In most situations, though, the eight-speed transmission proves an apt-enough companion to the forced induction engine. It swaps cogs quickly and innocuously. Meanwhile, manual control of the gearbox comes courtesy of a standard set of steering-wheel-mounted paddle shifters.
Come For The Comfort, Stay For The Tech
Engaging driving dynamics, however, are not the GLB’s forte, and the crossover’s $990 worth of adaptive dampers give it a cushy ride that coddles its passengers over rough tarmac and exacerbates body roll through twists and turns – even on $1,050 worth of 20-inch wheels wrapped in low-profile Bridgestone Alenza 001 tires. Switching to Sport mode stiffens the dampers and better controls the crossover’s body motions (it also alters the default front-to-rear power-split from 80-20 to 70-30 on all-wheel-drive models), but it does so at the expense of ride quality.
Frankly, there’s no need to swap to Sport mode. The GLB is unapologetically anodyne and Sport only calls attention to the crossover’s somewhat squishy brake pedal and numb – albeit light and direct – steering; attributes that feel perfectly in character with the boxy Benz in its default Comfort mode.
Frankly, there’s no need to swap to Sport mode.
Like other Mercedes models, the GLB welcomes the brand’s latest infotainment system to its cabin. Known as the Mercedes-Benz User Experience, or MBUX, the setup allows users to interact with it by way of a console-mounted touchpad, steering wheel controls, a dash-mounted touchscreen, or voice command via a personal assistant, the latter of which works by saying the phrases “Mercedes” or “Hey Mercedes.” Unfortunately, the personal assistant function of the system remains more irksome than helpful, and it regularly interrupts conversations when it hears the very utterance of a word that sounds similar to “Mercedes” (at one point MBUX responded to the mention of the band “AC/DC”).
Although a 7.0-inch dash-mounted touchscreen and 7.0-inch digital gauge cluster are standard, opting for the $2,200 Premium package replaces both with larger 10.3-inch units that feature crisp and clear graphics, but somewhat confusing menus that often require multiple steps to access simple functions. The package also adds a proximity key, hands-free activation to the standard power liftgate, auto-dimming and power-folding exterior mirrors, and a blind-spot monitor that complements the standard automatic front-braking system.
Another $1,150 nets an in-dash navigation system, which works with the optional adaptive cruise control (part of the $2,250 Driver Assistance package that also includes lane centering, lane-keep assist, and automatic lane-change functionality) to adjust the GLB’s speed in anticipation of GPS-mapped obstacles and turns.
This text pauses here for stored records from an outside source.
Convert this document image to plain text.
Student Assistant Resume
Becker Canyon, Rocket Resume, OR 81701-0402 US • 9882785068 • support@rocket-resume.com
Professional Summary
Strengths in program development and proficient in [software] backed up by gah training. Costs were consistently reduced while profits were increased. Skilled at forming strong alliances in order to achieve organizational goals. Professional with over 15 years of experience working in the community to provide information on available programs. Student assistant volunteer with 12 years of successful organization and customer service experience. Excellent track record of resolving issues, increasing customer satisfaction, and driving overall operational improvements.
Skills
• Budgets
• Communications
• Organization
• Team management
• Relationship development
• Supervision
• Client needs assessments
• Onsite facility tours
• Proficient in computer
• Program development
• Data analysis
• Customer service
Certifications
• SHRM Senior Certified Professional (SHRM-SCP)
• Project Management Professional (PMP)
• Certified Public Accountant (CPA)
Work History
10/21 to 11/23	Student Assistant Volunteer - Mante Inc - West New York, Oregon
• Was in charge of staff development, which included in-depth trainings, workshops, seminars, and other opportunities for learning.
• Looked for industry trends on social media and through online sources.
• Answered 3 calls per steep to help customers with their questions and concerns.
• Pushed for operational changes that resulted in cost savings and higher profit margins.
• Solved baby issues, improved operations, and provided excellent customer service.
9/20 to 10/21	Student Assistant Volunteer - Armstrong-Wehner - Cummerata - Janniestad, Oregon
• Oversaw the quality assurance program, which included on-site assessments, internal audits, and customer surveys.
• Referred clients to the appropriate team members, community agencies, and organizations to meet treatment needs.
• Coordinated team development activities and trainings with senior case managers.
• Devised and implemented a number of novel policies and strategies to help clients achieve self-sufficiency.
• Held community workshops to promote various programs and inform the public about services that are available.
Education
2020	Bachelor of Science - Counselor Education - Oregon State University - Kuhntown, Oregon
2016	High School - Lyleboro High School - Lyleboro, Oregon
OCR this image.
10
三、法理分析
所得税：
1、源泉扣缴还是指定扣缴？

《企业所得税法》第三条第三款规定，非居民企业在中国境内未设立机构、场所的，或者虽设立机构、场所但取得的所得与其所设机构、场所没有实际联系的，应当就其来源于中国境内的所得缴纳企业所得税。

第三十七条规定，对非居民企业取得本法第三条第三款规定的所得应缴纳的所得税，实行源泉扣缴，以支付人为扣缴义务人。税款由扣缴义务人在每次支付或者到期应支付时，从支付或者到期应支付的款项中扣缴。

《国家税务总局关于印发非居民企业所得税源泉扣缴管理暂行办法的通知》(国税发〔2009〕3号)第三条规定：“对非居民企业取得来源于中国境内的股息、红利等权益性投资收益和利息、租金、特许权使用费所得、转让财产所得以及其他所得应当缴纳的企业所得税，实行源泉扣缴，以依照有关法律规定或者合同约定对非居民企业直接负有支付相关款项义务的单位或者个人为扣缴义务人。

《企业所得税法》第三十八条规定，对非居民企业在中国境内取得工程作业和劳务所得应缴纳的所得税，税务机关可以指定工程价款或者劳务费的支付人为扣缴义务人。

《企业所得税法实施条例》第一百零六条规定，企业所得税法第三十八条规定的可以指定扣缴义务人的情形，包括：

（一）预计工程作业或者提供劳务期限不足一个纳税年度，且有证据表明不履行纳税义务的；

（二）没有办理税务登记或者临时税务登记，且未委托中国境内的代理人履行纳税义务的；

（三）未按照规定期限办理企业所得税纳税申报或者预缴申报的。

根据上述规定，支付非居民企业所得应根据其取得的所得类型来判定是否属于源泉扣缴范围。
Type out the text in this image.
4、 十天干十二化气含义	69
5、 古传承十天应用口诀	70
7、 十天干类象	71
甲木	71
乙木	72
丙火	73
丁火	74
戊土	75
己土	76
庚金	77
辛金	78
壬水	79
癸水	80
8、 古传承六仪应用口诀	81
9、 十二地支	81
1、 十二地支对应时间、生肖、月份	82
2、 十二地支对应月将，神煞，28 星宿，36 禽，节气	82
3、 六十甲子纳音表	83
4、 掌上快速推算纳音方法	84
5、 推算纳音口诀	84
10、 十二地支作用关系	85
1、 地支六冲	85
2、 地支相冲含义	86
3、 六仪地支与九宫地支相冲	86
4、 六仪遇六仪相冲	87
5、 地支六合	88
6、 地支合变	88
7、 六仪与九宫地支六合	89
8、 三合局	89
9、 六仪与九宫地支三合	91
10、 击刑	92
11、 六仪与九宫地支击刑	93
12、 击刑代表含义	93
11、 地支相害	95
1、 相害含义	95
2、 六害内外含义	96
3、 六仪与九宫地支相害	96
The feature works better in theory than in practice, and the GLB often shed far too much speed as it approached curves on the highway portions of our route.
Clearly, it’s quite simple to option a GLB 250 well past its $36,600 base price, and adding too much equipment to the model easily puts its value into question. Go light on extras, though, and the GLB 250 emerges as a comfortable and surprisingly spacious small crossover that offers the optional ability to ferry up to seven people in a pinch.